Wednesday, December 19, 2012

Building Your Personal Book Library

My history professor once told us to start our libraries immediately.  By the time I had chosen my major I was interested enough to take him up on his advice and begin my collection in 1970 mostly with Modern Library reprints.  Only now in my retirement have I decided to start giving them away after finishing Journal of the Silent Majority.  I’ve read most of them at least three times including Edward Gibbon and I tend to butcher them with notes, multicolored highlighting, and Elmer’s glue repairs.  I’m keeping the most important ones like Decline and Fall of the Roman Empire, Carlyle’s The French Revolution, Fire in the Streets by Milton Viorst, The Weimar Republic Sourcebook, and Nihilists by Ronald Hingley because it discloses the ancestors of our glorified 1960s radicals.  These are just a few cited among my 751 footnotes.  It’s also good insurance to have all of the books on hand during the editing process.

History never made much sense until I began collecting a variety of books and began eliminating the bad ones, especially text books that had no passion or logic to them – mostly bullets and beans.  They never told the story of what the ordinary man saw on the streets.  Butchering history was not limited to textbooks.  I began to notice how some stories like Malcolm X changed.  As time passed and radical become normal, Malcolm’s crazy assertions were doctored by politically correct new authors.  Much of that occurred after 1960 when a new breed of cat apparently controlled the destiny of the American literary world.  I believe that seismic shift came when John Kennedy came to power and enabled the Left, especially the Media, to monopolize perception.  A watershed used book that I purchased for 50 cents was Tragic Era by Claude Bowers.  It made sense of America’s Reconstruction, the post-Civil War occupation of the South by the North. Most history books avoid that era because it holds too many uncomfortable truths about us as a nation.  It wasn’t just the different point of view, but the various contemporary sources cited and what they revealed that ignited my interest and further exposed the bias of modern American history books.  I personally witnessed a second occupation of the South and Bowers described in detail what I was seeing 100 years after the fact!

I was fortunate enough to obtain many books from the discarded piles that Mid-Continent North Library in Independence sells for a pittance.   It was Harry Truman’s library although it probably went by a different name when he used it as a young man.  I also spent many hours downstairs researching the old periodicals like Look and Life Magazine that are off limits today because people started stealing them.  After the ban, I started going to the dark aisles and recesses of UMKC.  If I won the lottery I probably would give the university library enough money for higher wattage bulbs.  History is foreboding enough without having an ambience of the crypt.

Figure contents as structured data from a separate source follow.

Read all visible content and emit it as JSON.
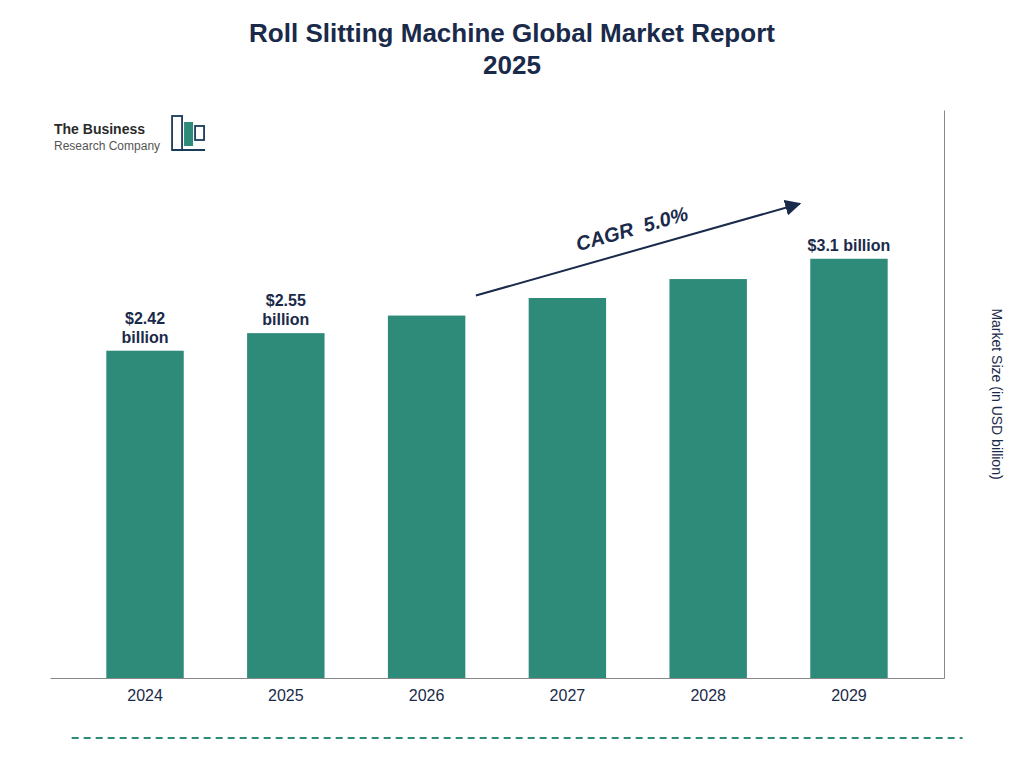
{
  "chart_data": {
    "type": "bar",
    "title": "Roll Slitting Machine Global Market Report\n2025",
    "categories": [
      "2024",
      "2025",
      "2026",
      "2027",
      "2028",
      "2029"
    ],
    "values": [
      2.42,
      2.55,
      2.68,
      2.81,
      2.95,
      3.1
    ],
    "color": "#2e8b7a",
    "ylim": [
      0,
      4.2
    ],
    "ylabel": "Market Size (in USD billion)",
    "tick_labels": "x",
    "annotations": [
      "$2.42\nbillion",
      "$2.55\nbillion",
      "$3.1 billion",
      "CAGR  5.0%",
      "The Business",
      "Research Company"
    ]
  }
}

Brandeis University alumnae in Kansas City used to have tent sales of used books, records, magazines, and maps at the old Bannister Mall.  Those tents were huge and it was a success for many years, but finally disappeared.  I really missed it because it was exciting.  The Blue Ridge Mall did the same thing only in miniature with lesser variety.  Used book tent sales have become obsolete.  Maybe it’s because the newer generations don’t read books– just chirp, gurgle, and twitter.  Used book stores for the most part followed the same fate.  Independence Square used to have a couple of mom-and-pop stores.  One was owned by a lady whose plump and affectionate cat, Pricilla, inspected every customer.  On the same block there was another store badly lit and disorganized but owned by a lady who was a used book pack rat.  Brookside, south of the Country Club Plaza, had one of the first used book stores with exotic coffee and treats.  It too disappeared.  Low profit margins and electronic competition killed them.

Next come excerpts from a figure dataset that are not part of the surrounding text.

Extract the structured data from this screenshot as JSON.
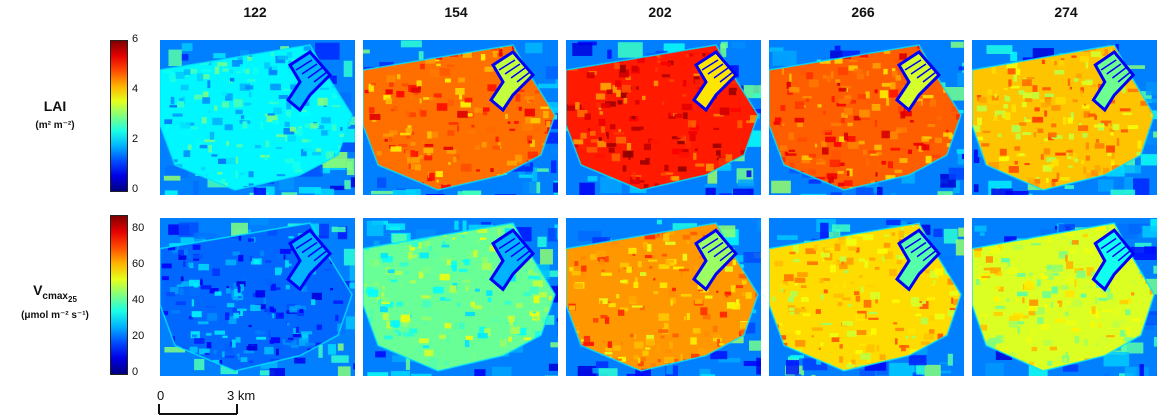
{
  "columns": [
    "122",
    "154",
    "202",
    "266",
    "274"
  ],
  "rows": [
    {
      "label_main": "LAI",
      "label_unit": "(m² m⁻²)",
      "colorbar_ticks": [
        "6",
        "4",
        "2",
        "0"
      ],
      "ticks_values": [
        6,
        4,
        2,
        0
      ],
      "range": [
        0,
        6
      ],
      "mean_levels": [
        2.2,
        4.6,
        5.1,
        4.7,
        4.1
      ]
    },
    {
      "label_main": "V",
      "label_sub": "cmax",
      "label_subsub": "25",
      "label_unit": "(μmol m⁻² s⁻¹)",
      "colorbar_ticks": [
        "80",
        "60",
        "40",
        "20",
        "0"
      ],
      "ticks_values": [
        80,
        60,
        40,
        20,
        0
      ],
      "range": [
        0,
        88
      ],
      "mean_levels": [
        20,
        42,
        64,
        58,
        52
      ]
    }
  ],
  "colormap": "jet",
  "scalebar": {
    "start": "0",
    "end": "3 km"
  }
}
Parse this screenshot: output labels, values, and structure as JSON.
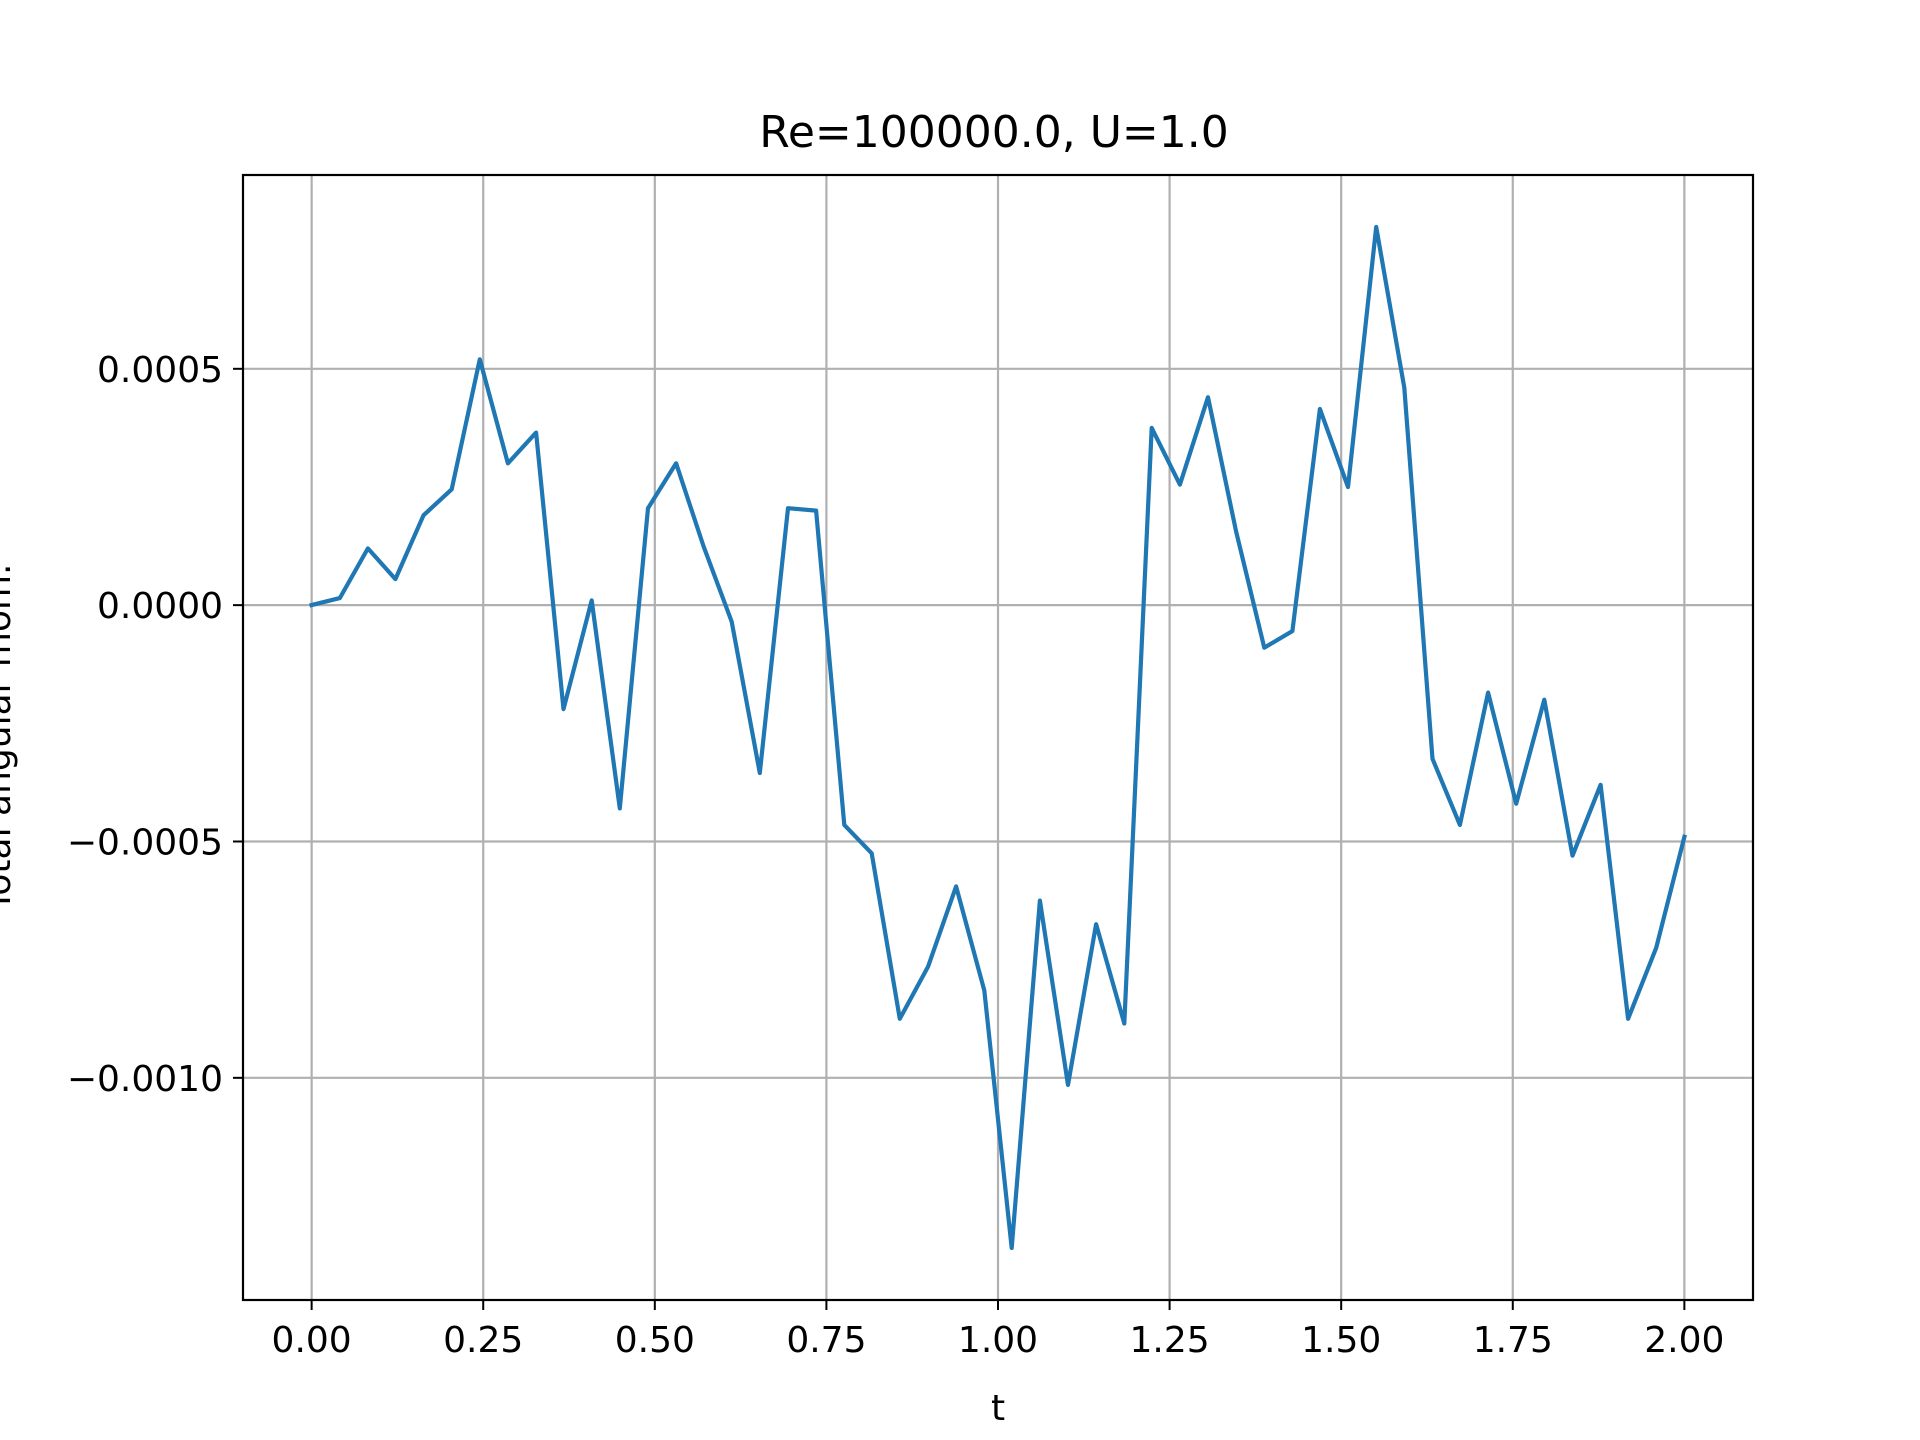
{
  "chart_data": {
    "type": "line",
    "title": "Re=100000.0, U=1.0",
    "xlabel": "t",
    "ylabel": "Total angular mom.",
    "xlim": [
      -0.1,
      2.1
    ],
    "ylim": [
      -0.00147,
      0.00091
    ],
    "grid": true,
    "x_ticks": [
      0.0,
      0.25,
      0.5,
      0.75,
      1.0,
      1.25,
      1.5,
      1.75,
      2.0
    ],
    "x_tick_labels": [
      "0.00",
      "0.25",
      "0.50",
      "0.75",
      "1.00",
      "1.25",
      "1.50",
      "1.75",
      "2.00"
    ],
    "y_ticks": [
      0.0005,
      0.0,
      -0.0005,
      -0.001
    ],
    "y_tick_labels": [
      "0.0005",
      "0.0000",
      "−0.0005",
      "−0.0010"
    ],
    "colors": {
      "series": "#1f77b4"
    },
    "series": [
      {
        "x": [
          0.0,
          0.041,
          0.082,
          0.122,
          0.163,
          0.204,
          0.245,
          0.286,
          0.327,
          0.367,
          0.408,
          0.449,
          0.49,
          0.531,
          0.571,
          0.612,
          0.653,
          0.694,
          0.735,
          0.776,
          0.816,
          0.857,
          0.898,
          0.939,
          0.98,
          1.02,
          1.061,
          1.102,
          1.143,
          1.184,
          1.224,
          1.265,
          1.306,
          1.347,
          1.388,
          1.429,
          1.469,
          1.51,
          1.551,
          1.592,
          1.633,
          1.673,
          1.714,
          1.755,
          1.796,
          1.837,
          1.878,
          1.918,
          1.959,
          2.0
        ],
        "y": [
          0.0,
          1.5e-05,
          0.00012,
          5.5e-05,
          0.00019,
          0.000245,
          0.00052,
          0.0003,
          0.000365,
          -0.00022,
          1e-05,
          -0.00043,
          0.000205,
          0.0003,
          0.000125,
          -3.5e-05,
          -0.000355,
          0.000205,
          0.0002,
          -0.000465,
          -0.000525,
          -0.000875,
          -0.000765,
          -0.000595,
          -0.000815,
          -0.00136,
          -0.000625,
          -0.001015,
          -0.000675,
          -0.000885,
          0.000375,
          0.000255,
          0.00044,
          0.000155,
          -9e-05,
          -5.5e-05,
          0.000415,
          0.00025,
          0.0008,
          0.00046,
          -0.000325,
          -0.000465,
          -0.000185,
          -0.00042,
          -0.0002,
          -0.00053,
          -0.00038,
          -0.000875,
          -0.000725,
          -0.00049
        ]
      }
    ]
  }
}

Auctions are questionable places to find books.  Unfortunately, auctions reflect the interests of the owner whose estate is being sold.  History and biography books are few and far between because most people do not read serious books.  What you sometimes see are boxes of awful pulp fiction with Western or Romance themes.  For me science fiction is also a tragic waste of time.  Anybody can make that stuff up.  Truth is stranger than fiction.  The point is to keep looking.

I would be remiss if I did not mention the success of Amazon and how it has helped collectors of books.  Low prices and consistently good delivery are what keeps me going back.  The only drawback is not being able to physically browse to find that special one.  Others besides Amazon sell eBooks that have become fashionable.  They are OK so long as their electronic content is never modified - a tempting prospect for some who want to tweak history.  Although physical books aren’t the only sources authors should cite, I find them to be like an old shoe or a pair of old jeans – dependable and comfortable.